目が覚めた時普通イケメンが目の前で自分の手を握ってたら普通は驚くんだよ、ジェミナ。そう言わないであげた私の優しさに敬意を払ってほしいくらいだ。嘘、本当は心臓がバクバクでそれどころじゃなかった。

「待って、終わって何分経ってるの……?」
「ん?30分くらいだけど。」
「終わったら起こすって言ったよね?」
「起こすとは言ったけど終わったらとは言ってないよ〜!」

楽しそうに笑う目の間の美丈夫をもう私は信じられそうにない。それって授業が終わってから私のことずっと見てたって事?なにそれ、そんなのジェミンが私のこと好きみたいじゃん。それに気付いた途端、相変わらず私の手で遊ぶジェミンに私は何も言えなくなってしまった。目が合わせられない。初夏の生ぬるい風だけが流れる。

「名前ちゃん?」
「……なに。」
「ううん、帰ろうか。」

そうやって簡単に離された手を寂しいと思ってしまった。私はもうきっと彼におかしくされてしまった。そして、きっと君にこの鼓動は聞こえてしまったんだ。夕刻の赤い時間が秘密を覆い隠してくれるわけじゃない。

今思うと、彼は最初から私の事をこの時みたいに手のひらで転がしていただけかもしれない。

いつの間にかサークルの外の友人には付き合ってるの?と聞かれるくらいずっと一緒にいるようになった私とジェミン。それからも私に構い倒し、挙げ句秋学期の履修は一緒にしようね、なんて言って本当に全部一緒にしてしまった。春学期のはじめに彼と仲の良かったはずのドンヒョクくんはもう学年一のプレイボーイだというのに、ジェミンは私と一緒に居て何が楽しいんだろう。そう気になって本人に聞いたら、『名前を見てるだけで楽しい』と言われてしまって食堂で顔をトマトにしてしまった。恥ずかしいことこの上なかった。
それから、休日に二人で水族館に行ったりプラネタリウムに行った。ジェミンが選ぶ行き先は大抵静かで、穏やかなところだった。でも普段学校では分からなかったジェミンの性格(ちょっと変)だったり、私たち二人は意外と話さなくてもお互いリラックス出来ること、たくさん発見があって面白くて、秘密主義な彼の世界を見ることを許されたみたいで嬉しかった。

ああ、私この人のこと好き。

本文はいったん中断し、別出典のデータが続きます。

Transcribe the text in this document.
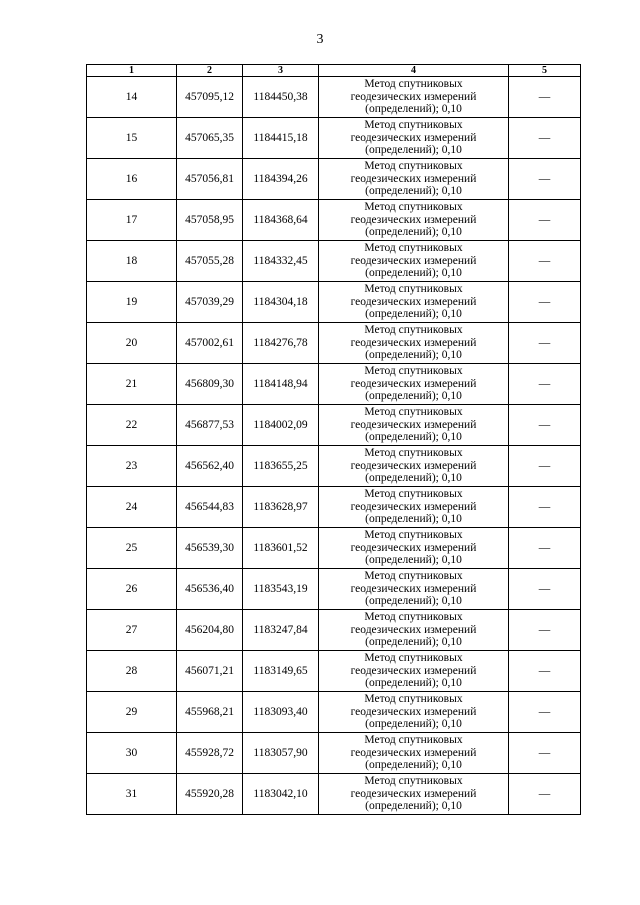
3
1	2	3	4	5
14	457095,12	1184450,38	Метод спутниковых
геодезических измерений
(определений); 0,10	—
15	457065,35	1184415,18	Метод спутниковых
геодезических измерений
(определений); 0,10	—
16	457056,81	1184394,26	Метод спутниковых
геодезических измерений
(определений); 0,10	—
17	457058,95	1184368,64	Метод спутниковых
геодезических измерений
(определений); 0,10	—
18	457055,28	1184332,45	Метод спутниковых
геодезических измерений
(определений); 0,10	—
19	457039,29	1184304,18	Метод спутниковых
геодезических измерений
(определений); 0,10	—
20	457002,61	1184276,78	Метод спутниковых
геодезических измерений
(определений); 0,10	—
21	456809,30	1184148,94	Метод спутниковых
геодезических измерений
(определений); 0,10	—
22	456877,53	1184002,09	Метод спутниковых
геодезических измерений
(определений); 0,10	—
23	456562,40	1183655,25	Метод спутниковых
геодезических измерений
(определений); 0,10	—
24	456544,83	1183628,97	Метод спутниковых
геодезических измерений
(определений); 0,10	—
25	456539,30	1183601,52	Метод спутниковых
геодезических измерений
(определений); 0,10	—
26	456536,40	1183543,19	Метод спутниковых
геодезических измерений
(определений); 0,10	—
27	456204,80	1183247,84	Метод спутниковых
геодезических измерений
(определений); 0,10	—
28	456071,21	1183149,65	Метод спутниковых
геодезических измерений
(определений); 0,10	—
29	455968,21	1183093,40	Метод спутниковых
геодезических измерений
(определений); 0,10	—
30	455928,72	1183057,90	Метод спутниковых
геодезических измерений
(определений); 0,10	—
31	455920,28	1183042,10	Метод спутниковых
геодезических измерений
(определений); 0,10	—
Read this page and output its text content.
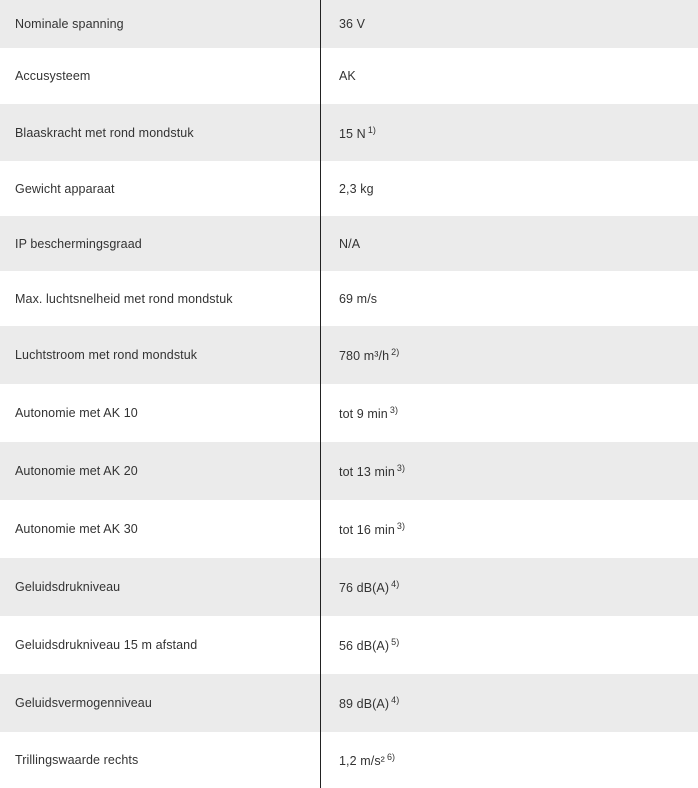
Nominale spanning	36 V
Accusysteem	AK
Blaaskracht met rond mondstuk	15 N $^{1)}$
Gewicht apparaat	2,3 kg
IP beschermingsgraad	N/A
Max. luchtsnelheid met rond mondstuk	69 m/s
Luchtstroom met rond mondstuk	780 m³/h $^{2)}$
Autonomie met AK 10	tot 9 min $^{3)}$
Autonomie met AK 20	tot 13 min $^{3)}$
Autonomie met AK 30	tot 16 min $^{3)}$
Geluidsdrukniveau	76 dB(A) $^{4)}$
Geluidsdrukniveau 15 m afstand	56 dB(A) $^{5)}$
Geluidsvermogenniveau	89 dB(A) $^{4)}$
Trillingswaarde rechts	1,2 m/s² $^{6)}$
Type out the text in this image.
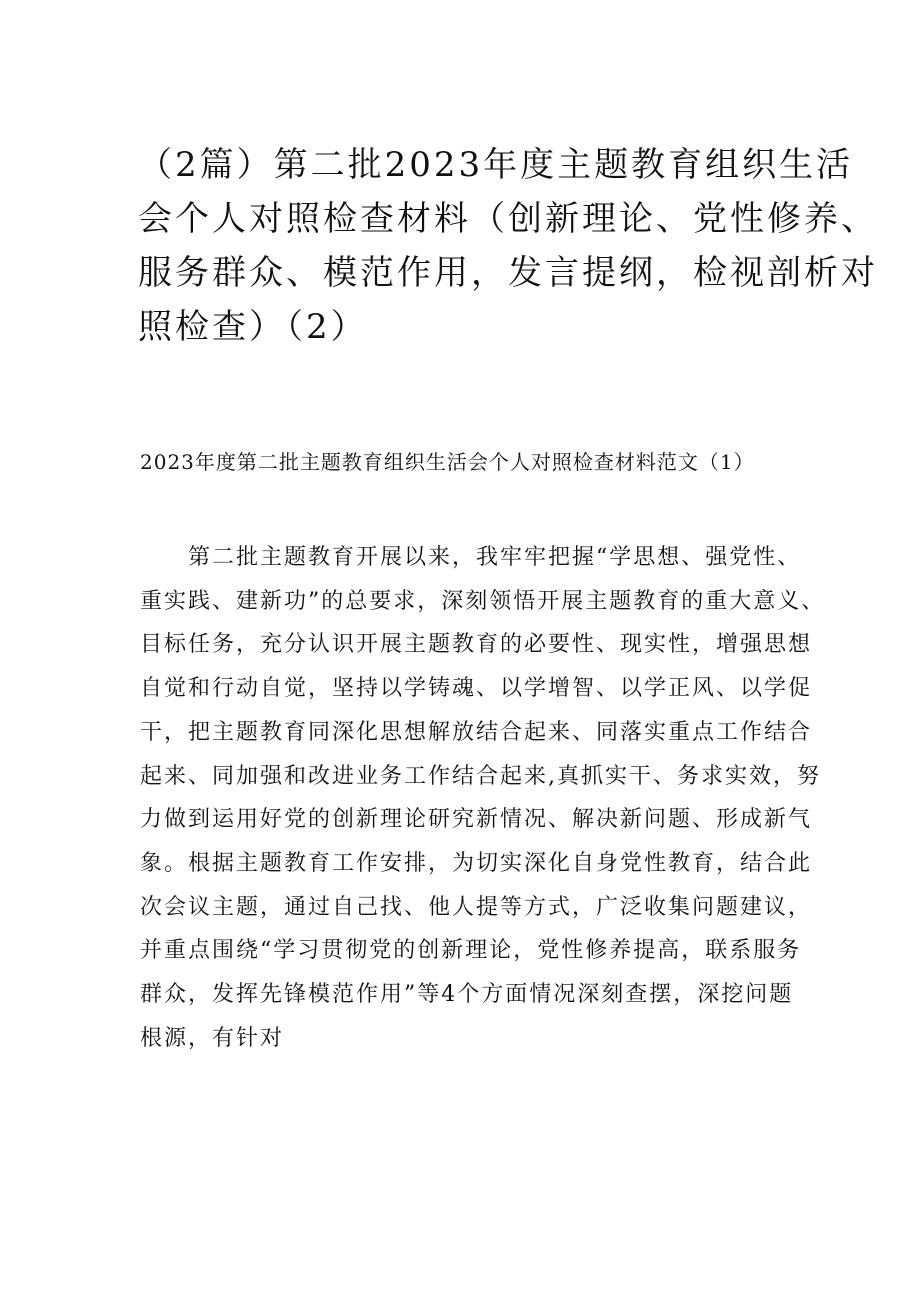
（2篇）第二批2023年度主题教育组织生活
会个人对照检查材料（创新理论、党性修养、
服务群众、模范作用，发言提纲，检视剖析对
照检查）（2）
2023年度第二批主题教育组织生活会个人对照检查材料范文（1）
第二批主题教育开展以来，我牢牢把握“学思想、强党性、
重实践、建新功”的总要求，深刻领悟开展主题教育的重大意义、
目标任务，充分认识开展主题教育的必要性、现实性，增强思想
自觉和行动自觉，坚持以学铸魂、以学增智、以学正风、以学促
干，把主题教育同深化思想解放结合起来、同落实重点工作结合
起来、同加强和改进业务工作结合起来,真抓实干、务求实效，努
力做到运用好党的创新理论研究新情况、解决新问题、形成新气
象。根据主题教育工作安排，为切实深化自身党性教育，结合此
次会议主题，通过自己找、他人提等方式，广泛收集问题建议，
并重点围绕“学习贯彻党的创新理论，党性修养提高，联系服务
群众，发挥先锋模范作用”等4个方面情况深刻查摆，深挖问题
根源，有针对
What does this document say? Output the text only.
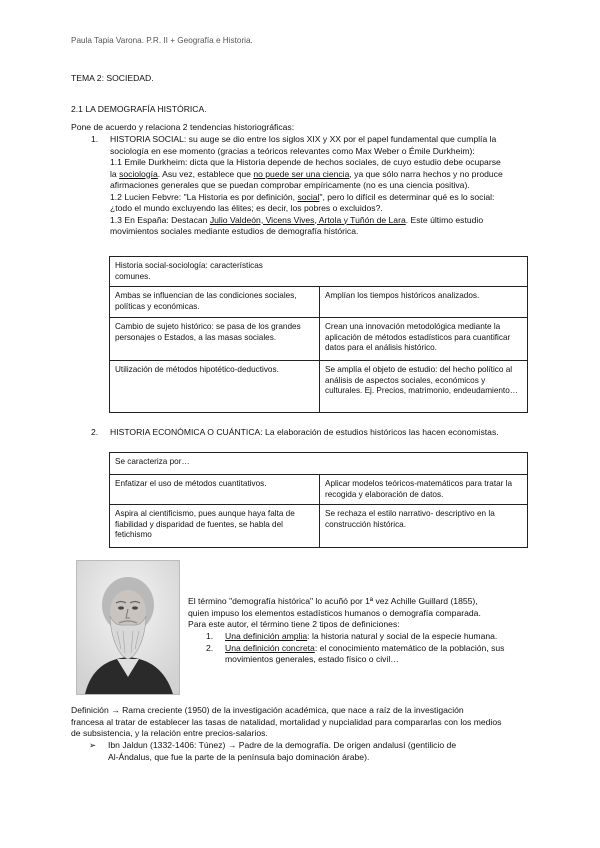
Paula Tapia Varona. P.R. II + Geografía e Historia.
TEMA 2: SOCIEDAD.
2.1 LA DEMOGRAFÍA HISTÓRICA.
Pone de acuerdo y relaciona 2 tendencias historiográficas:
1. HISTORIA SOCIAL: su auge se dio entre los siglos XIX y XX por el papel fundamental que cumplía la
sociología en ese momento (gracias a teóricos relevantes como Max Weber o Émile Durkheim):
1.1 Emile Durkheim: dicta que la Historia depende de hechos sociales, de cuyo estudio debe ocuparse
la sociología. Asu vez, establece que no puede ser una ciencia, ya que sólo narra hechos y no produce
afirmaciones generales que se puedan comprobar empíricamente (no es una ciencia positiva).
1.2 Lucien Febvre: "La Historia es por definición, social", pero lo difícil es determinar qué es lo social:
¿todo el mundo excluyendo las élites; es decir, los pobres o excluidos?.
1.3 En España: Destacan Julio Valdeón, Vicens Vives, Artola y Tuñón de Lara. Este último estudio
movimientos sociales mediante estudios de demografía histórica.
Historia social-sociología: características comunes.	
Ambas se influencian de las condiciones sociales, políticas y económicas.	Amplían los tiempos históricos analizados.
Cambio de sujeto histórico: se pasa de los grandes personajes o Estados, a las masas sociales.	Crean una innovación metodológica mediante la aplicación de métodos estadísticos para cuantificar datos para el análisis histórico.
Utilización de métodos hipotético-deductivos.	Se amplía el objeto de estudio: del hecho político al análisis de aspectos sociales, económicos y culturales. Ej. Precios, matrimonio, endeudamiento…
2. HISTORIA ECONÓMICA O CUÁNTICA: La elaboración de estudios históricos las hacen economistas.
Se caracteriza por…	
Enfatizar el uso de métodos cuantitativos.	Aplicar modelos teóricos-matemáticos para tratar la recogida y elaboración de datos.
Aspira al cientificismo, pues aunque haya falta de fiabilidad y disparidad de fuentes, se habla del fetichismo	Se rechaza el estilo narrativo- descriptivo en la construcción histórica.
El término "demografía histórica" lo acuñó por 1ª vez Achille Guillard (1855),
quien impuso los elementos estadísticos humanos o demografía comparada.
Para este autor, el término tiene 2 tipos de definiciones:
1. Una definición amplia: la historia natural y social de la especie humana.
2. Una definición concreta: el conocimiento matemático de la población, sus
movimientos generales, estado físico o civil…
Definición → Rama creciente (1950) de la investigación académica, que nace a raíz de la investigación
francesa al tratar de establecer las tasas de natalidad, mortalidad y nupcialidad para compararlas con los medios
de subsistencia, y la relación entre precios-salarios.
➢ Ibn Jaldun (1332-1406: Túnez) → Padre de la demografía. De origen andalusí (gentilicio de
Al-Ándalus, que fue la parte de la península bajo dominación árabe).
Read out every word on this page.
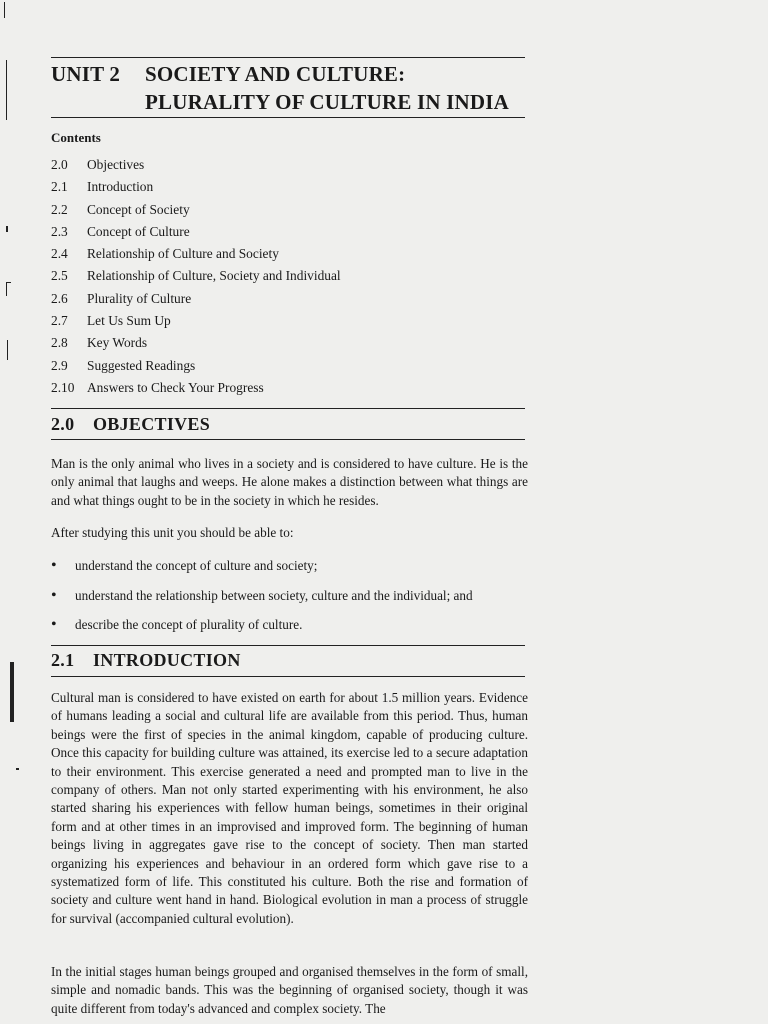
UNIT 2	SOCIETY AND CULTURE:
PLURALITY OF CULTURE IN INDIA
Contents
2.0	Objectives
2.1	Introduction
2.2	Concept of Society
2.3	Concept of Culture
2.4	Relationship of Culture and Society
2.5	Relationship of Culture, Society and Individual
2.6	Plurality of Culture
2.7	Let Us Sum Up
2.8	Key Words
2.9	Suggested Readings
2.10 Answers to Check Your Progress
2.0 OBJECTIVES

Man is the only animal who lives in a society and is considered to have culture. He is the only animal that laughs and weeps. He alone makes a distinction between what things are and what things ought to be in the society in which he resides.

After studying this unit you should be able to:

•	understand the concept of culture and society;
•	understand the relationship between society, culture and the individual; and
•	describe the concept of plurality of culture.
2.1 INTRODUCTION

Cultural man is considered to have existed on earth for about 1.5 million years. Evidence of humans leading a social and cultural life are available from this period. Thus, human beings were the first of species in the animal kingdom, capable of producing culture. Once this capacity for building culture was attained, its exercise led to a secure adaptation to their environment. This exercise generated a need and prompted man to live in the company of others. Man not only started experimenting with his environment, he also started sharing his experiences with fellow human beings, sometimes in their original form and at other times in an improvised and improved form. The beginning of human beings living in aggregates gave rise to the concept of society. Then man started organizing his experiences and behaviour in an ordered form which gave rise to a systematized form of life. This constituted his culture. Both the rise and formation of society and culture went hand in hand. Biological evolution in man a process of struggle for survival (accompanied cultural evolution).

In the initial stages human beings grouped and organised themselves in the form of small, simple and nomadic bands. This was the beginning of organised society, though it was quite different from today's advanced and complex society. The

それで、多分この人も私のこと好きだ。きっとこの人とお付き合いして、そのうち手を繋ぐ以上のこともして、幸せに二人でアイスクリームを分け合ったりするんだ。そう思っていたのに。

「あれ?名前ちゃんジェミンくんと仲いいのに知らなかったんだ?」

ある日、サークルの数少ない友人から聞いたのは衝撃的な事実。
それは、春合宿で私が唯一お話していた先輩とジェミンくんが付き合っているという噂だった。